With increasing labor shortages, sectors using mobile machines (automotive/industry/agrifood/logistics) have a rising need for productivity improvement. With evolving technology, mobile machine control has stepped from hydraulics to electronics using sensors and smart systems to support drivers and allowing intelligent and automated machine functions. Verification and validation costs of such complex functionality urge the need for virtual solution routes to limit the lead time, cost and safety issues of real-world testing. RAAK-mkb project Fast&Curious developed tools to enable model-driven development for the control of a wide range of vehicle systems. This included automatic code generation support from MATLAB/Simulink® into the Bodas RC30 family vehicle controllers from Bosch Rexroth (see www.openMBD.com). The solution has been adopted by several SMEs allowing them to start working in a model-driven way, helping them to do virtual verification&validation, lowering development time and costs.
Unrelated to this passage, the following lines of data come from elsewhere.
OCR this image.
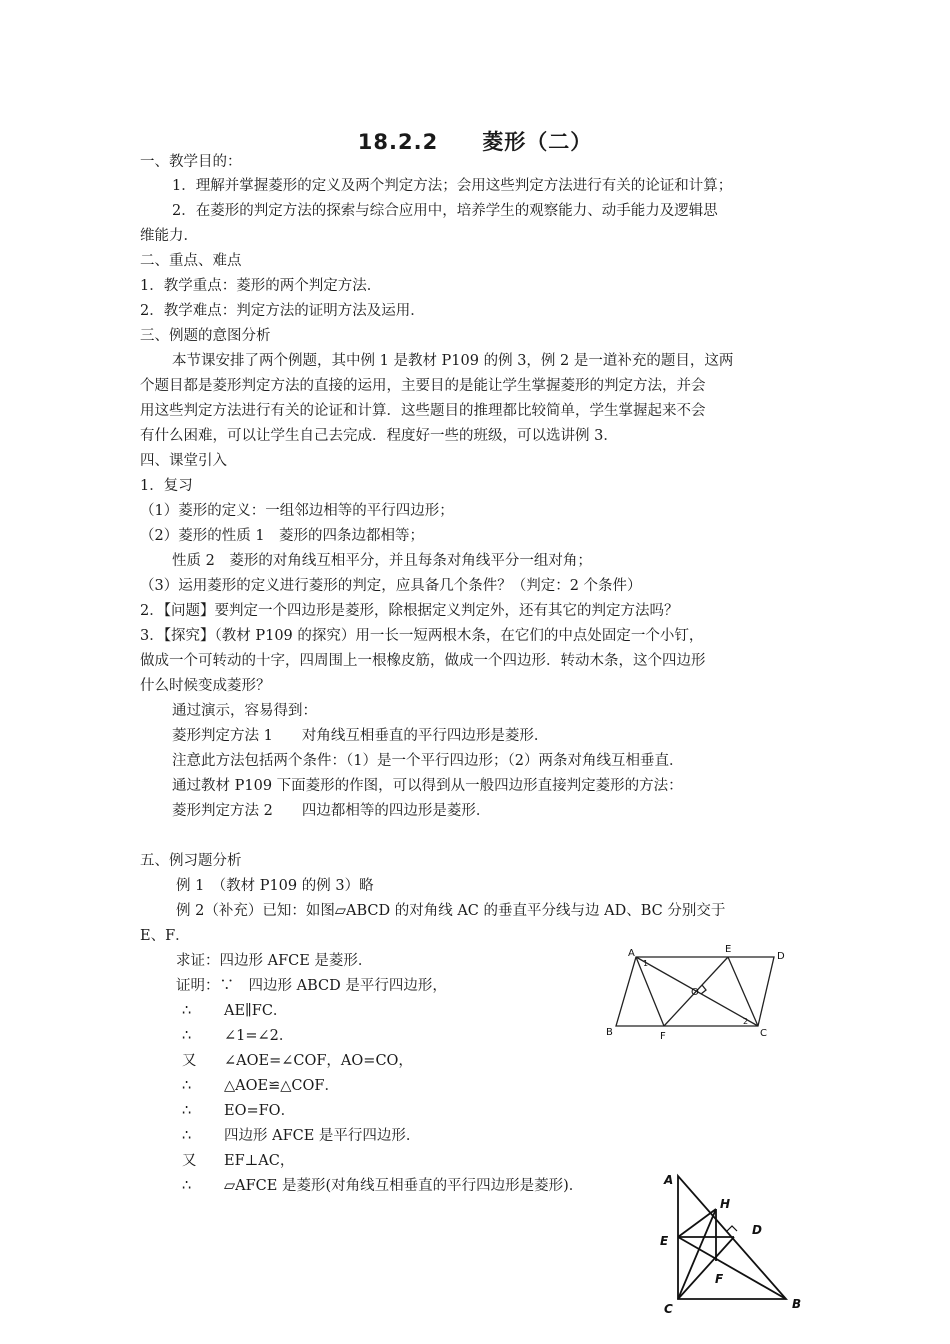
18.2.2　　菱形（二）
一、教学目的：
1．理解并掌握菱形的定义及两个判定方法；会用这些判定方法进行有关的论证和计算；
2．在菱形的判定方法的探索与综合应用中，培养学生的观察能力、动手能力及逻辑思
维能力．
二、重点、难点
1．教学重点：菱形的两个判定方法．
2．教学难点：判定方法的证明方法及运用．
三、例题的意图分析
本节课安排了两个例题，其中例 1 是教材 P109 的例 3，例 2 是一道补充的题目，这两
个题目都是菱形判定方法的直接的运用，主要目的是能让学生掌握菱形的判定方法，并会
用这些判定方法进行有关的论证和计算．这些题目的推理都比较简单，学生掌握起来不会
有什么困难，可以让学生自己去完成．程度好一些的班级，可以选讲例 3．
四、课堂引入
1．复习
（1）菱形的定义：一组邻边相等的平行四边形；
（2）菱形的性质 1　菱形的四条边都相等；
性质 2　菱形的对角线互相平分，并且每条对角线平分一组对角；
（3）运用菱形的定义进行菱形的判定，应具备几个条件？（判定：2 个条件）
2．【问题】要判定一个四边形是菱形，除根据定义判定外，还有其它的判定方法吗？
3．【探究】（教材 P109 的探究）用一长一短两根木条，在它们的中点处固定一个小钉，
做成一个可转动的十字，四周围上一根橡皮筋，做成一个四边形．转动木条，这个四边形
什么时候变成菱形？
通过演示，容易得到：
菱形判定方法 1　　对角线互相垂直的平行四边形是菱形．
注意此方法包括两个条件：（1）是一个平行四边形；（2）两条对角线互相垂直．
通过教材 P109 下面菱形的作图，可以得到从一般四边形直接判定菱形的方法：
菱形判定方法 2　　四边都相等的四边形是菱形．
五、例习题分析
例 1　（教材 P109 的例 3）略
例 2（补充）已知：如图▱ABCD 的对角线 AC 的垂直平分线与边 AD、BC 分别交于
E、F．
求证：四边形 AFCE 是菱形．
证明：∵　四边形 ABCD 是平行四边形，
∴ AE∥FC．
∴ ∠1=∠2．
又 ∠AOE=∠COF，AO=CO，
∴ △AOE≌△COF．
∴ EO=FO．
∴ 四边形 AFCE 是平行四边形．
又 EF⊥AC，
∴ ▱AFCE 是菱形(对角线互相垂直的平行四边形是菱形)．
A	E
D
O
B	F	C
1
2
A
H
D
E
F
C	B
Meanwhile, Rexroth adopted MATLAB/Simulink for core vehicle functions development and currently develops Fast&Curious-alike automatic code generation support for their recent RC40 controllers. Virtuoso aims to further improve productivity on simulation level by creating an interface layer in Simulink to (automatically) test impact of hardware interface imperfections and failures, such as noise and short circuits, as well as to seamlessly switch between continuous (early development) and discretized (deployment-oriented) input/output behavior. Companies like Emoss and Jautomatisering are interested in such solutions, allowing them to adopt efficient, model-driven processes and supporting their engineers in the required hydraulics-to-software/electronics skill-shift. The solution connects well to future developments like robotization. Besides supporting development of vehicle automation and mobile robotics, MATLAB/Simulink also supports ROS (Robot Operating System) via co-simulation and co-deployment. ROS has become the standard in (mobile) robot control development and is used by many parties. Virtuoso further closes the gap between development and deployment and allows future integration in mobile robotics, foreseen as next step.